J’ai signé un contrat de professionnalisation avec vous qui a débuté en novembre dernier. Pour des raisons médicales sérieuses, j’ai dû, hélas, contracter un arrêt maladie dès le 3 novembre, suite à des malaises persistants. Ces malaises étaient en fait conséquents à une situation de grossesse, découverte à ce moment-là. J’en ai immédiatement prévenu Wendy, ma chef de caisse.

J’ai repris le travail le 7 novembre, en découvrant un planning particulièrement chargé, ce qui m’a inquiétée. J’ai demandé des changements d’horaires, ce qui m’a été refusé. J’ai donc travaillé chaque jour selon les horaires prescrits, mais j’étais toujours souffrante, avec des envies de vomissements telles que, empêchée de quitter mon poste, j’étais obligée de ravaler lesdites envies.

Le 14 novembre suivant, face à la dégradation de mon état de santé, j’ai été contrainte de me remettre en arrêt maladie.

J’ai repris le travail le 21 novembre, et j’ai à nouveau découvert un planning assez lourd. J’aurais aimé que, face à ma situation, il y eût davantage de considération.
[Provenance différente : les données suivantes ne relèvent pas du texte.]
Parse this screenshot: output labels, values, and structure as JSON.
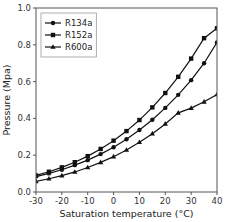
{
  "chart_data": {
    "type": "line",
    "xlabel": "Saturation temperature (°C)",
    "ylabel": "Pressure (Mpa)",
    "x": [
      -30,
      -25,
      -20,
      -15,
      -10,
      -5,
      0,
      5,
      10,
      15,
      20,
      25,
      30,
      35,
      40
    ],
    "series": [
      {
        "name": "R134a",
        "color": "#111111",
        "marker": "circle",
        "values": [
          0.084,
          0.101,
          0.121,
          0.146,
          0.173,
          0.206,
          0.243,
          0.287,
          0.337,
          0.393,
          0.457,
          0.528,
          0.608,
          0.7,
          0.813
        ]
      },
      {
        "name": "R152a",
        "color": "#111111",
        "marker": "square",
        "values": [
          0.09,
          0.11,
          0.134,
          0.162,
          0.195,
          0.234,
          0.279,
          0.331,
          0.391,
          0.46,
          0.538,
          0.626,
          0.725,
          0.836,
          0.89
        ]
      },
      {
        "name": "R600a",
        "color": "#111111",
        "marker": "triangle",
        "values": [
          0.058,
          0.072,
          0.089,
          0.109,
          0.133,
          0.161,
          0.192,
          0.228,
          0.27,
          0.317,
          0.37,
          0.43,
          0.456,
          0.49,
          0.53
        ]
      }
    ],
    "xlim": [
      -30,
      40
    ],
    "ylim": [
      0.0,
      1.0
    ],
    "xticks": [
      -30,
      -20,
      -10,
      0,
      10,
      20,
      30,
      40
    ],
    "yticks": [
      {
        "value": 0,
        "label": "0.0"
      },
      0.2,
      0.4,
      0.6,
      0.8,
      {
        "value": 1,
        "label": "1.0"
      }
    ],
    "grid": false,
    "legend": "upper left"
  }
}
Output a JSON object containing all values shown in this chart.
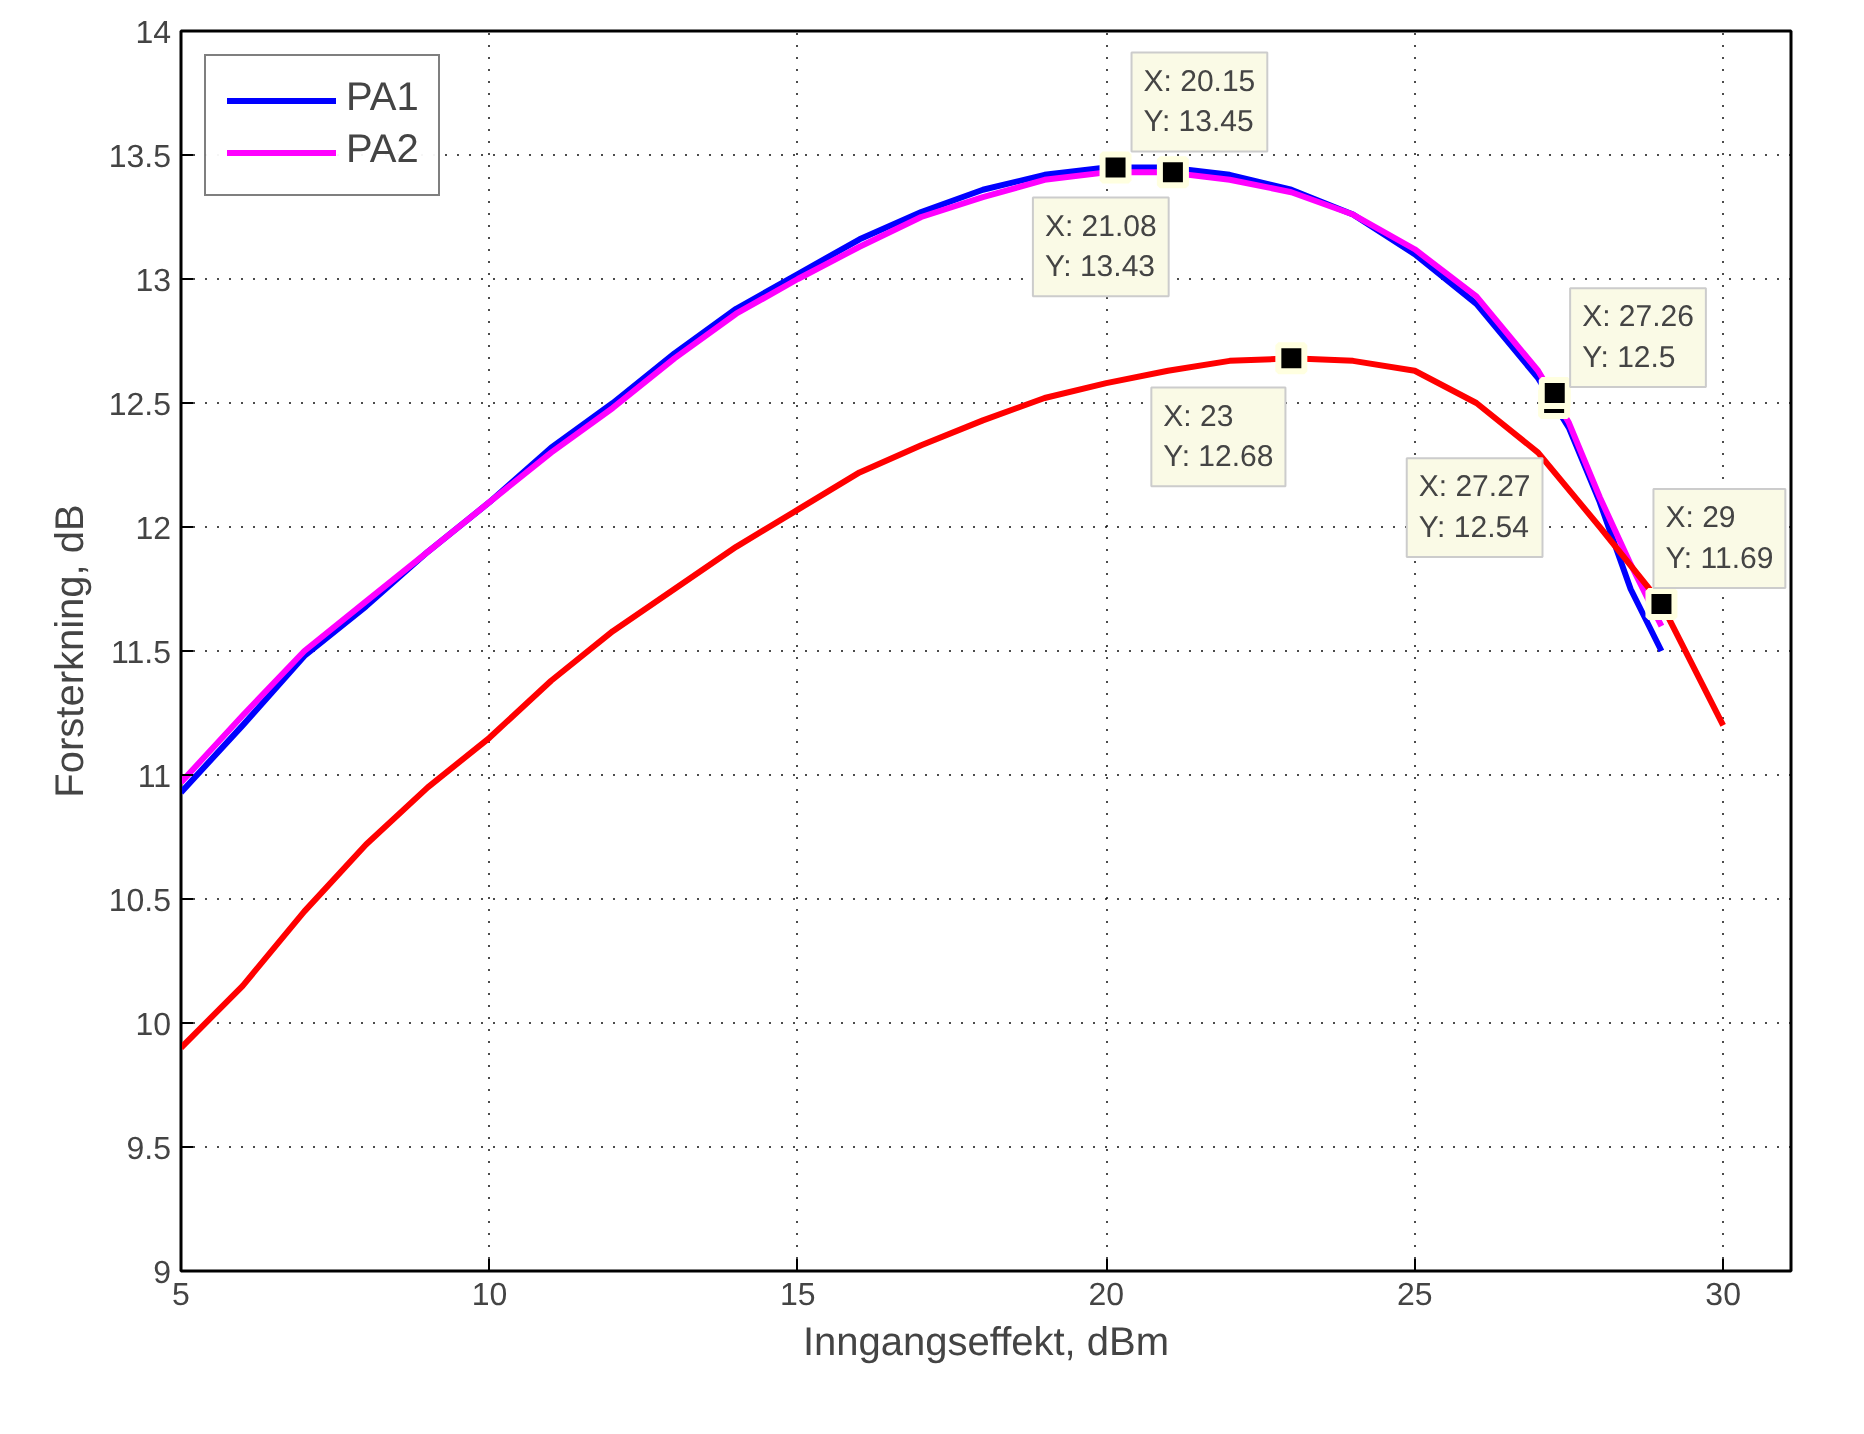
{
  "chart_data": {
    "type": "line",
    "xlabel": "Inngangseffekt, dBm",
    "ylabel": "Forsterkning, dB",
    "xlim": [
      5,
      31.1
    ],
    "ylim": [
      9,
      14
    ],
    "xticks": [
      5,
      10,
      15,
      20,
      25,
      30
    ],
    "yticks": [
      9,
      9.5,
      10,
      10.5,
      11,
      11.5,
      12,
      12.5,
      13,
      13.5,
      14
    ],
    "grid": true,
    "legend": "top left",
    "line_style": "solid",
    "series": [
      {
        "name": "PA1",
        "color": "#0000ff",
        "x": [
          5,
          6,
          7,
          8,
          9,
          10,
          11,
          12,
          13,
          14,
          15,
          16,
          17,
          18,
          19,
          20,
          21,
          22,
          23,
          24,
          25,
          26,
          27,
          27.5,
          28,
          28.5,
          29
        ],
        "values": [
          10.93,
          11.2,
          11.48,
          11.68,
          11.9,
          12.1,
          12.32,
          12.5,
          12.7,
          12.88,
          13.02,
          13.16,
          13.27,
          13.36,
          13.42,
          13.45,
          13.45,
          13.42,
          13.36,
          13.26,
          13.1,
          12.9,
          12.6,
          12.4,
          12.1,
          11.75,
          11.5
        ]
      },
      {
        "name": "PA2",
        "color": "#ff00ff",
        "x": [
          5,
          6,
          7,
          8,
          9,
          10,
          11,
          12,
          13,
          14,
          15,
          16,
          17,
          18,
          19,
          20,
          21,
          22,
          23,
          24,
          25,
          26,
          27,
          27.5,
          28,
          28.5,
          29
        ],
        "values": [
          10.97,
          11.24,
          11.5,
          11.7,
          11.9,
          12.1,
          12.3,
          12.48,
          12.68,
          12.86,
          13.0,
          13.13,
          13.25,
          13.33,
          13.4,
          13.43,
          13.43,
          13.4,
          13.35,
          13.26,
          13.12,
          12.93,
          12.63,
          12.42,
          12.12,
          11.85,
          11.6
        ]
      },
      {
        "color": "#ff0000",
        "x": [
          5,
          6,
          7,
          8,
          9,
          10,
          11,
          12,
          13,
          14,
          15,
          16,
          17,
          18,
          19,
          20,
          21,
          22,
          23,
          24,
          25,
          26,
          27,
          28,
          29,
          30
        ],
        "values": [
          9.9,
          10.15,
          10.45,
          10.72,
          10.95,
          11.15,
          11.38,
          11.58,
          11.75,
          11.92,
          12.07,
          12.22,
          12.33,
          12.43,
          12.52,
          12.58,
          12.63,
          12.67,
          12.68,
          12.67,
          12.63,
          12.5,
          12.3,
          12.0,
          11.69,
          11.2
        ]
      }
    ],
    "annotations": [
      {
        "text": "X: 20.15\nY: 13.45",
        "x": 20.15,
        "y": 13.45
      },
      {
        "text": "X: 21.08\nY: 13.43",
        "x": 21.08,
        "y": 13.43
      },
      {
        "text": "X: 23\nY: 12.68",
        "x": 23,
        "y": 12.68
      },
      {
        "text": "X: 27.26\nY: 12.5",
        "x": 27.26,
        "y": 12.5
      },
      {
        "text": "X: 27.27\nY: 12.54",
        "x": 27.27,
        "y": 12.54
      },
      {
        "text": "X: 29\nY: 11.69",
        "x": 29,
        "y": 11.69
      }
    ]
  }
}
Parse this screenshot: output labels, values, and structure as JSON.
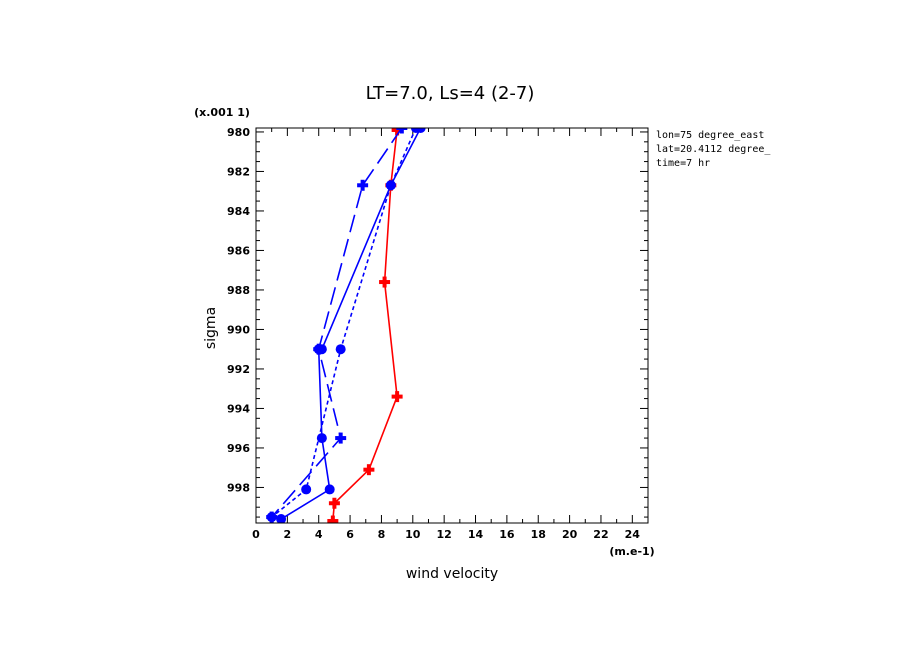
{
  "chart_data": {
    "type": "line",
    "title": "LT=7.0, Ls=4 (2-7)",
    "xlabel": "wind velocity",
    "ylabel": "sigma",
    "x_unit": "(m.e-1)",
    "y_unit": "(x.001 1)",
    "xlim": [
      0,
      25
    ],
    "ylim": [
      979.8,
      999.8
    ],
    "x_ticks": [
      0,
      2,
      4,
      6,
      8,
      10,
      12,
      14,
      16,
      18,
      20,
      22,
      24
    ],
    "y_ticks": [
      980,
      982,
      984,
      986,
      988,
      990,
      992,
      994,
      996,
      998
    ],
    "grid": false,
    "info_lines": [
      "lon=75 degree_east",
      "lat=20.4112 degree_",
      "time=7 hr"
    ],
    "series": [
      {
        "color": "#ff0000",
        "dash": "solid",
        "marker": "cross",
        "x": [
          9.0,
          8.6,
          8.2,
          9.0,
          7.2,
          5.0,
          4.9
        ],
        "y": [
          979.9,
          982.7,
          987.6,
          993.4,
          997.1,
          998.8,
          999.7
        ]
      },
      {
        "color": "#0000ff",
        "dash": "solid",
        "marker": "circle",
        "x": [
          10.5,
          8.6,
          4.2,
          4.0,
          4.2,
          4.7,
          1.6
        ],
        "y": [
          979.8,
          982.7,
          991.0,
          991.0,
          995.5,
          998.1,
          999.6
        ]
      },
      {
        "color": "#0000ff",
        "dash": "long-dash",
        "marker": "cross",
        "x": [
          9.3,
          6.8,
          4.0,
          5.4,
          1.0
        ],
        "y": [
          979.8,
          982.7,
          991.0,
          995.5,
          999.5
        ]
      },
      {
        "color": "#0000ff",
        "dash": "short-dash",
        "marker": "circle",
        "x": [
          10.2,
          8.6,
          5.4,
          3.2,
          1.0
        ],
        "y": [
          979.8,
          982.7,
          991.0,
          998.1,
          999.5
        ]
      }
    ]
  }
}
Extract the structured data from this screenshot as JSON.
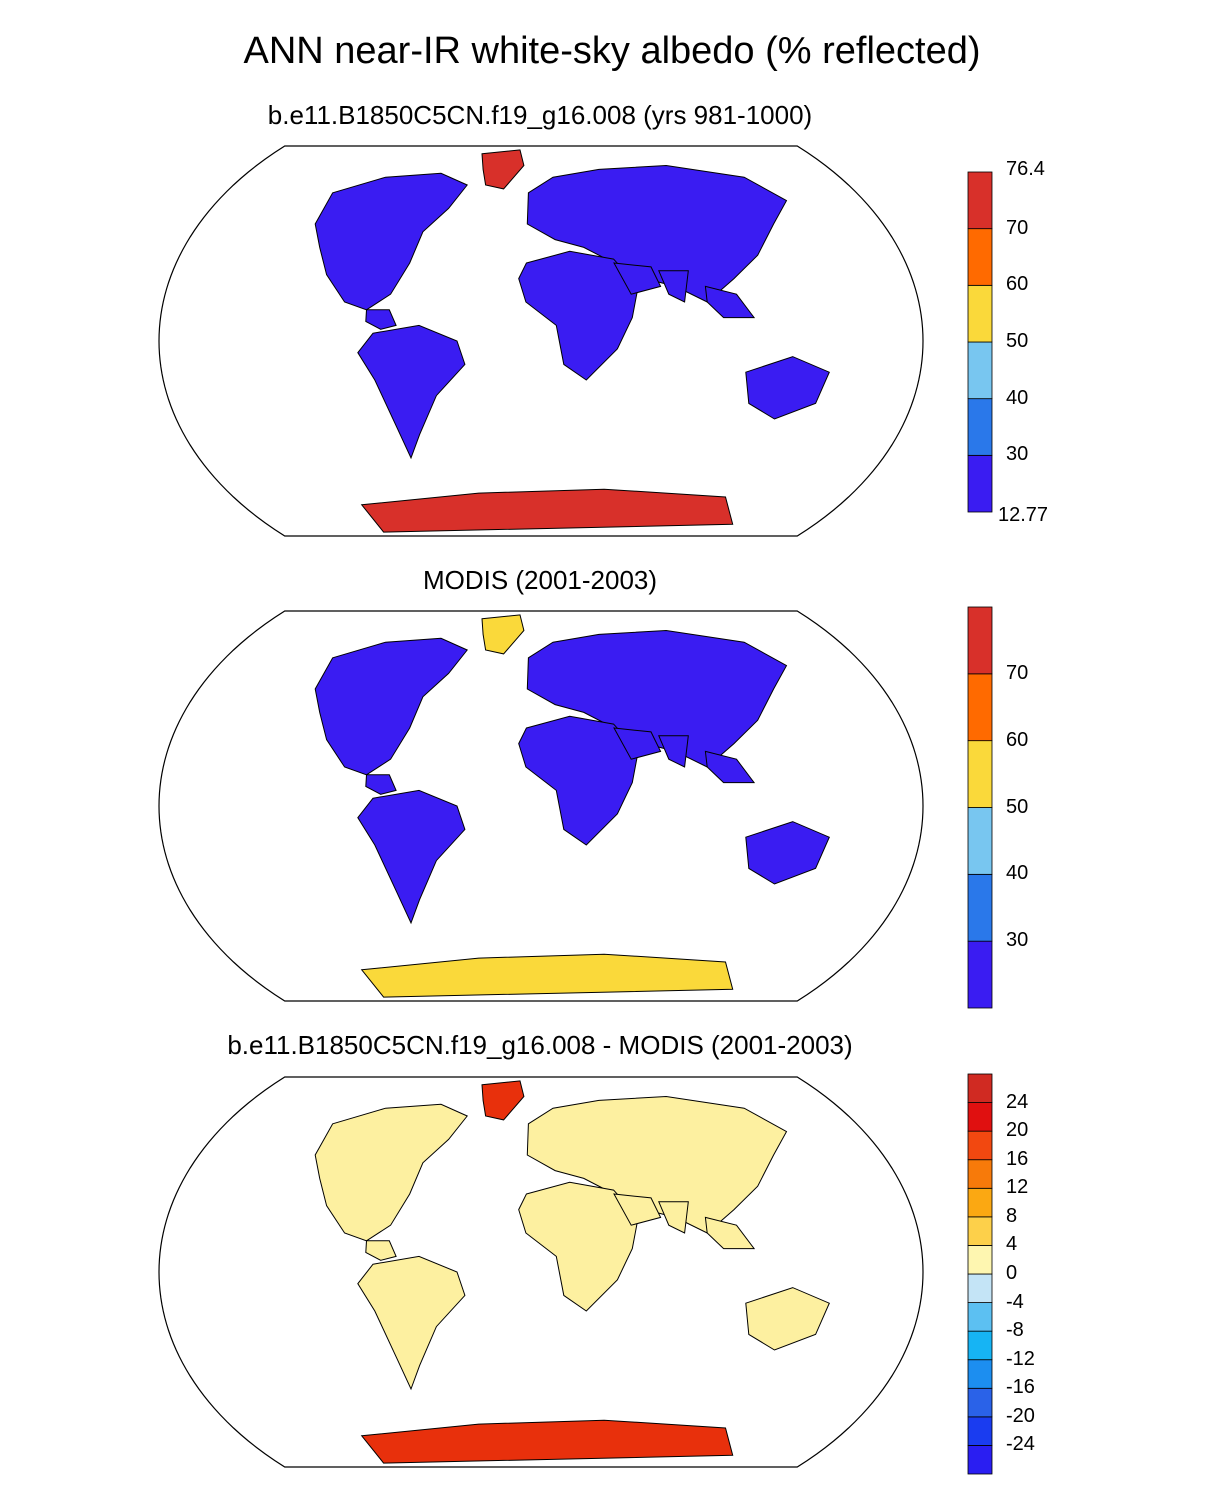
{
  "main_title": "ANN near-IR white-sky albedo (% reflected)",
  "panels": [
    {
      "title": "b.e11.B1850C5CN.f19_g16.008 (yrs 981-1000)",
      "colorbar": {
        "colors": [
          "#3a1cf2",
          "#2a78ea",
          "#78c6f0",
          "#fad93a",
          "#ff6a00",
          "#d8302a"
        ],
        "top_label": "76.4",
        "labels": [
          "70",
          "60",
          "50",
          "40",
          "30"
        ],
        "bottom_label": "12.77"
      },
      "land_color": "#3a1cf2",
      "ice_color": "#d8302a"
    },
    {
      "title": "MODIS (2001-2003)",
      "colorbar": {
        "colors": [
          "#3a1cf2",
          "#2a78ea",
          "#78c6f0",
          "#fad93a",
          "#ff6a00",
          "#d8302a"
        ],
        "labels": [
          "70",
          "60",
          "50",
          "40",
          "30"
        ]
      },
      "land_color": "#3a1cf2",
      "ice_color": "#fad93a"
    },
    {
      "title": "b.e11.B1850C5CN.f19_g16.008 - MODIS (2001-2003)",
      "colorbar": {
        "colors": [
          "#2a1ef2",
          "#1a3cf0",
          "#2a62e8",
          "#1c8ef0",
          "#16b4f4",
          "#5cc0f2",
          "#c4e4f6",
          "#fef6b0",
          "#fdd04a",
          "#fba812",
          "#f77a0a",
          "#f24810",
          "#e01010",
          "#d02a22"
        ],
        "labels": [
          "24",
          "20",
          "16",
          "12",
          "8",
          "4",
          "0",
          "-4",
          "-8",
          "-12",
          "-16",
          "-20",
          "-24"
        ]
      },
      "land_color": "#fdf0a0",
      "ice_color": "#e8300c"
    }
  ]
}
J’ai prévenu de la fragilité de ma situation et indiqué qu’en cas de malaise, je le signalerais pour prévenir un évanouissement, en soulignant la nécessité pour moi de me rendre régulièrement aux toilettes.

Vers 14 heures, j’ai pris mon poste à la caisse 1. Vers 15 heures j’ai ressenti d’intenses douleurs. J’ai fait appel pour en prévenir ma responsable qui m’a répondu qu’elle était occupée. J’ai tenu jusque 16h35, heure de ma pause. Je me suis rendue aux toilettes. A l’issue de cette pause, j’ai repris place à mon poste. Je ressentais de très fortes douleurs. Il n’y avait personne à l’accueil à ce moment-là.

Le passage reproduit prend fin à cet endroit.